After several delays due to the COVID-19 pandemic in Hong Kong, Lo's sentencing was held on 23 April 2021. He pleaded guilty to one count of "possessing explosives with the intent to endanger life or property" and was sentenced to 12 years in prison by High Court Justice Andrew Chan. During the sentencing, Chan compared Lo's case with that of Yip Kai-foon, an infamous Chinese gangster of the 1980s and 1990s who was found with 1.8 kg of explosives when he was arrested. Lo appealed his sentence, but the Court of Appeal refused his request on 25 April 2022.

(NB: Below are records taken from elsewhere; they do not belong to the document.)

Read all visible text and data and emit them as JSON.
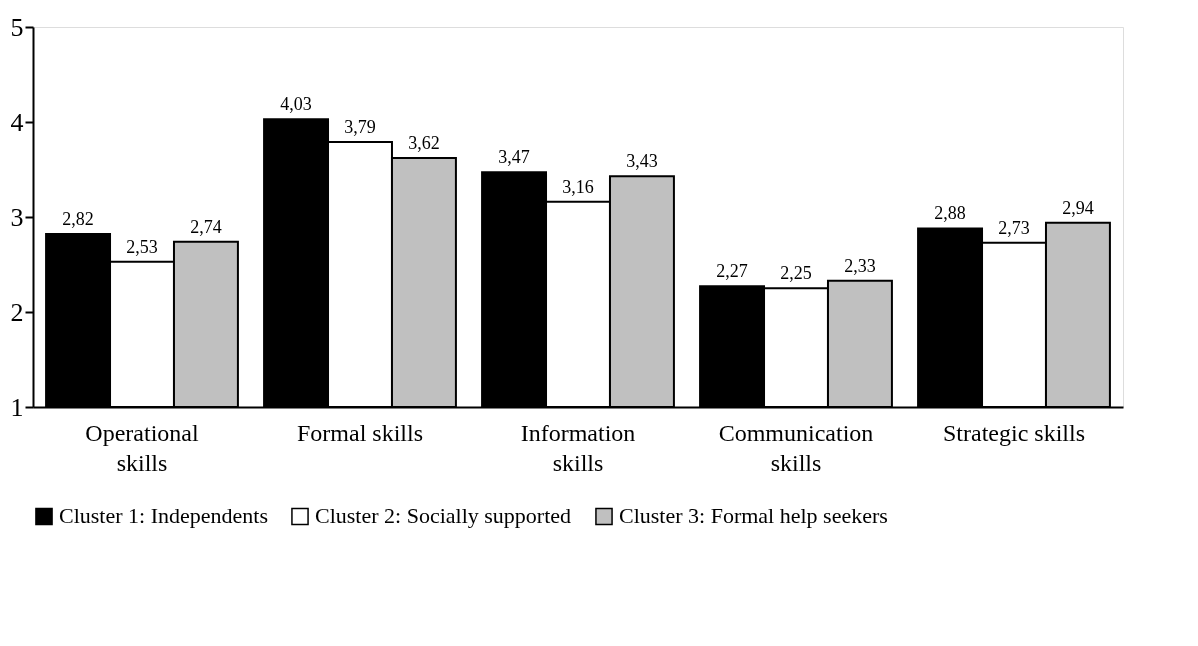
{
  "chart_data": {
    "type": "bar",
    "categories": [
      "Operational\nskills",
      "Formal skills",
      "Information\nskills",
      "Communication\nskills",
      "Strategic skills"
    ],
    "series": [
      {
        "name": "Cluster 1: Independents",
        "color": "#000000",
        "values": [
          2.82,
          4.03,
          3.47,
          2.27,
          2.88
        ],
        "value_labels": [
          "2,82",
          "4,03",
          "3,47",
          "2,27",
          "2,88"
        ]
      },
      {
        "name": "Cluster 2: Socially supported",
        "color": "#ffffff",
        "values": [
          2.53,
          3.79,
          3.16,
          2.25,
          2.73
        ],
        "value_labels": [
          "2,53",
          "3,79",
          "3,16",
          "2,25",
          "2,73"
        ]
      },
      {
        "name": "Cluster 3: Formal help seekers",
        "color": "#c0c0c0",
        "values": [
          2.74,
          3.62,
          3.43,
          2.33,
          2.94
        ],
        "value_labels": [
          "2,74",
          "3,62",
          "3,43",
          "2,33",
          "2,94"
        ]
      }
    ],
    "ylim": [
      1,
      5
    ],
    "yticks": [
      1,
      2,
      3,
      4,
      5
    ],
    "grid": false,
    "legend": "bottom"
  }
}
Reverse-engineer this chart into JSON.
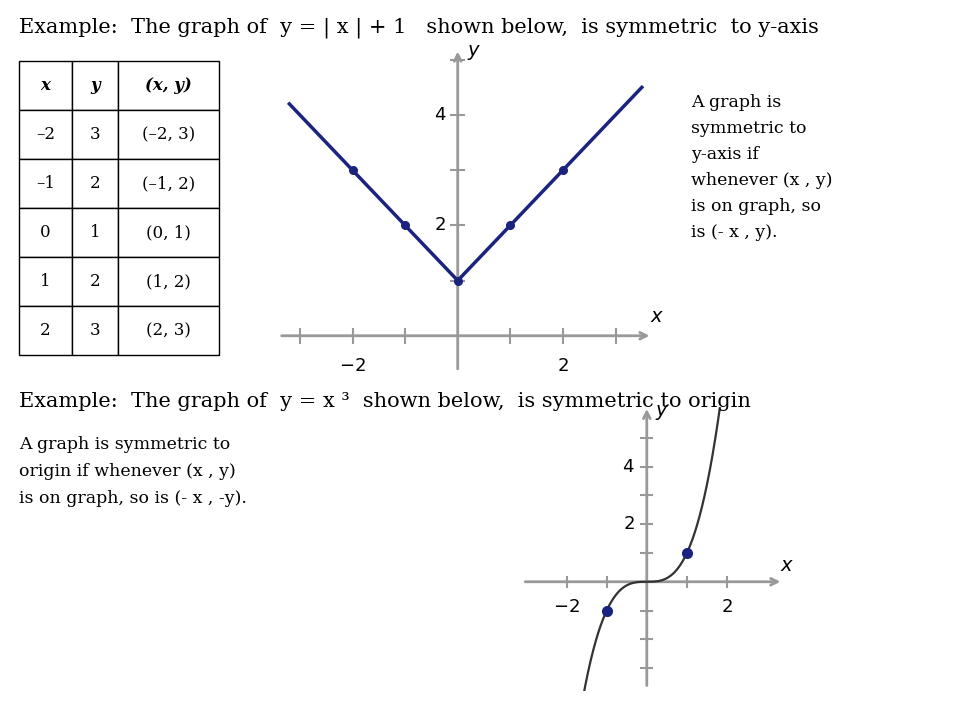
{
  "bg_color": "#ffffff",
  "title1_plain": "Example:  The graph of ",
  "title1_math": "y = | x | + 1",
  "title1_end": "  shown below,  is symmetric  to y-axis",
  "title2_plain": "Example:  The graph of ",
  "title2_math": "y = x",
  "title2_super": "3",
  "title2_end": "  shown below,  is symmetric to origin",
  "table_headers": [
    "x",
    "y",
    "(x, y)"
  ],
  "table_data": [
    [
      "–2",
      "3",
      "(–2, 3)"
    ],
    [
      "–1",
      "2",
      "(–1, 2)"
    ],
    [
      "0",
      "1",
      "(0, 1)"
    ],
    [
      "1",
      "2",
      "(1, 2)"
    ],
    [
      "2",
      "3",
      "(2, 3)"
    ]
  ],
  "abs_pts_x": [
    -2,
    -1,
    0,
    1,
    2
  ],
  "abs_pts_y": [
    3,
    2,
    1,
    2,
    3
  ],
  "text_right1": "A graph is\nsymmetric to\ny-axis if\nwhenever (x , y)\nis on graph, so\nis (- x , y).",
  "text_left2": "A graph is symmetric to\norigin if whenever (x , y)\nis on graph, so is (- x , -y).",
  "line_color": "#1a237e",
  "dot_color": "#1a237e",
  "axis_color": "#999999",
  "text_color": "#000000",
  "title_fontsize": 15,
  "body_fontsize": 13,
  "tick_label_fontsize": 13
}
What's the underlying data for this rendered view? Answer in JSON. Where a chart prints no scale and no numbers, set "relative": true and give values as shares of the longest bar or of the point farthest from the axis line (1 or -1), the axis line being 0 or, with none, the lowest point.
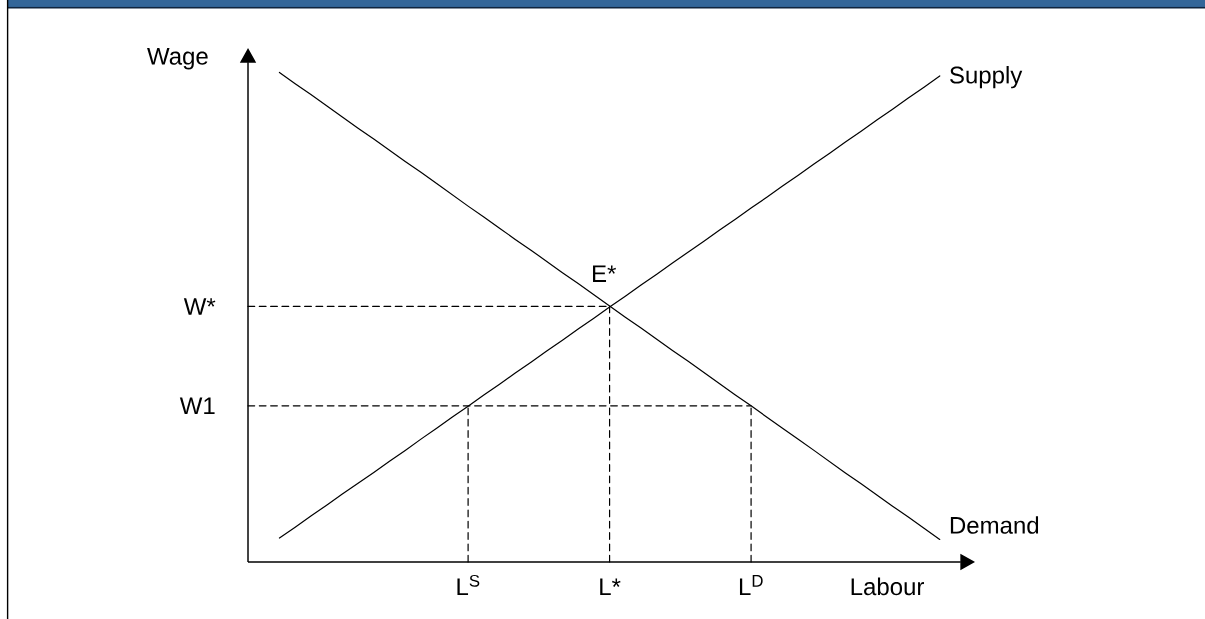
{
  "chart_data": {
    "type": "line",
    "relative": true,
    "xlabel": "Labour",
    "ylabel": "Wage",
    "categories": [
      null,
      null,
      null,
      null,
      null,
      null,
      null,
      null,
      null,
      null,
      null,
      null,
      null,
      null,
      "L$^{S}$",
      null,
      null,
      null,
      null,
      null,
      null,
      null,
      null,
      "L*",
      null,
      null,
      null,
      null,
      null,
      null,
      null,
      null,
      "L$^{D}$",
      null,
      null,
      null,
      null,
      null,
      null,
      null,
      null,
      null,
      null,
      null,
      null
    ],
    "series": [
      {
        "name": "Supply",
        "color": "#000000",
        "values": [
          null,
          null,
          0.049,
          0.071,
          0.094,
          0.116,
          0.139,
          0.161,
          0.183,
          0.206,
          0.228,
          0.251,
          0.273,
          0.296,
          0.318,
          0.341,
          0.363,
          0.386,
          0.408,
          0.431,
          0.453,
          0.476,
          0.498,
          0.521,
          0.543,
          0.566,
          0.588,
          0.611,
          0.633,
          0.655,
          0.678,
          0.7,
          0.723,
          0.745,
          0.768,
          0.79,
          0.813,
          0.835,
          0.858,
          0.88,
          0.903,
          0.925,
          0.948,
          0.97,
          0.993
        ]
      },
      {
        "name": "Demand",
        "color": "#000000",
        "values": [
          null,
          null,
          1,
          0.977,
          0.955,
          0.932,
          0.909,
          0.886,
          0.864,
          0.841,
          0.818,
          0.796,
          0.773,
          0.75,
          0.727,
          0.705,
          0.682,
          0.659,
          0.637,
          0.614,
          0.591,
          0.569,
          0.546,
          0.523,
          0.5,
          0.478,
          0.455,
          0.432,
          0.41,
          0.387,
          0.364,
          0.341,
          0.319,
          0.296,
          0.273,
          0.251,
          0.228,
          0.205,
          0.182,
          0.16,
          0.137,
          0.114,
          0.092,
          0.069,
          0.046
        ]
      },
      {
        "name": "W*",
        "color": "#000000",
        "line_style": "dashed",
        "values": [
          0.522,
          0.522,
          0.522,
          0.522,
          0.522,
          0.522,
          0.522,
          0.522,
          0.522,
          0.522,
          0.522,
          0.522,
          0.522,
          0.522,
          0.522,
          0.522,
          0.522,
          0.522,
          0.522,
          0.522,
          0.522,
          0.522,
          0.522,
          0.522,
          null,
          null,
          null,
          null,
          null,
          null,
          null,
          null,
          null,
          null,
          null,
          null,
          null,
          null,
          null,
          null,
          null,
          null,
          null,
          null,
          null
        ]
      },
      {
        "name": "W1",
        "color": "#000000",
        "line_style": "dashed",
        "values": [
          0.319,
          0.319,
          0.319,
          0.319,
          0.319,
          0.319,
          0.319,
          0.319,
          0.319,
          0.319,
          0.319,
          0.319,
          0.319,
          0.319,
          0.319,
          0.319,
          0.319,
          0.319,
          0.319,
          0.319,
          0.319,
          0.319,
          0.319,
          0.319,
          0.319,
          0.319,
          0.319,
          0.319,
          0.319,
          0.319,
          0.319,
          0.319,
          0.319,
          null,
          null,
          null,
          null,
          null,
          null,
          null,
          null,
          null,
          null,
          null,
          null
        ]
      },
      {
        "color": "#000000",
        "line_style": "dashed",
        "x": [
          "L$^{S}$",
          "L$^{S}$"
        ],
        "values": [
          0,
          0.319
        ]
      },
      {
        "color": "#000000",
        "line_style": "dashed",
        "x": [
          "L*",
          "L*"
        ],
        "values": [
          0,
          0.522
        ]
      },
      {
        "color": "#000000",
        "line_style": "dashed",
        "x": [
          "L$^{D}$",
          "L$^{D}$"
        ],
        "values": [
          0,
          0.319
        ]
      }
    ],
    "annotations": [
      {
        "text": "E*",
        "x": "L*",
        "y": 0.522
      }
    ],
    "line_style": "solid",
    "marker": "none"
  }
}
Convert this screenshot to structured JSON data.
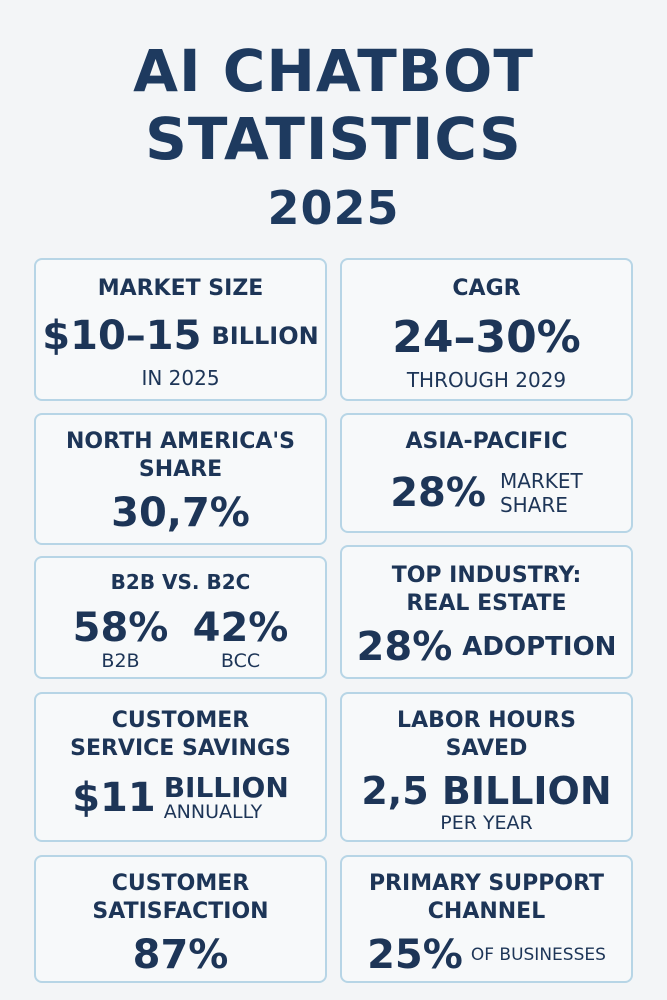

=== Dissolution of Hong Kong branch ===
On 30 June 2020, the day the Hong Kong national security law was passed and came into force, the HKNF announced that it was dissolving its branch in Hong Kong and indefinitely moving its operations abroad to Taiwan and the United Kingdom. Although the law did not ban the HKNF specifically, it did outlaw "acts of secession".

== Ideology ==

The Hong Kong National Front advocates Hong Kong independence and localism. Citing the International Covenant on Civil and Political Rights, the group argues that Hong Kong lost its right to self-determination when the Sino-British Joint Declaration was "negotiated without representatives of the Hong Kong people". It views the Chinese Communist Party as an existential threat to the way of life in Hong Kong and vehemently opposes the Chinese government's activities in the city.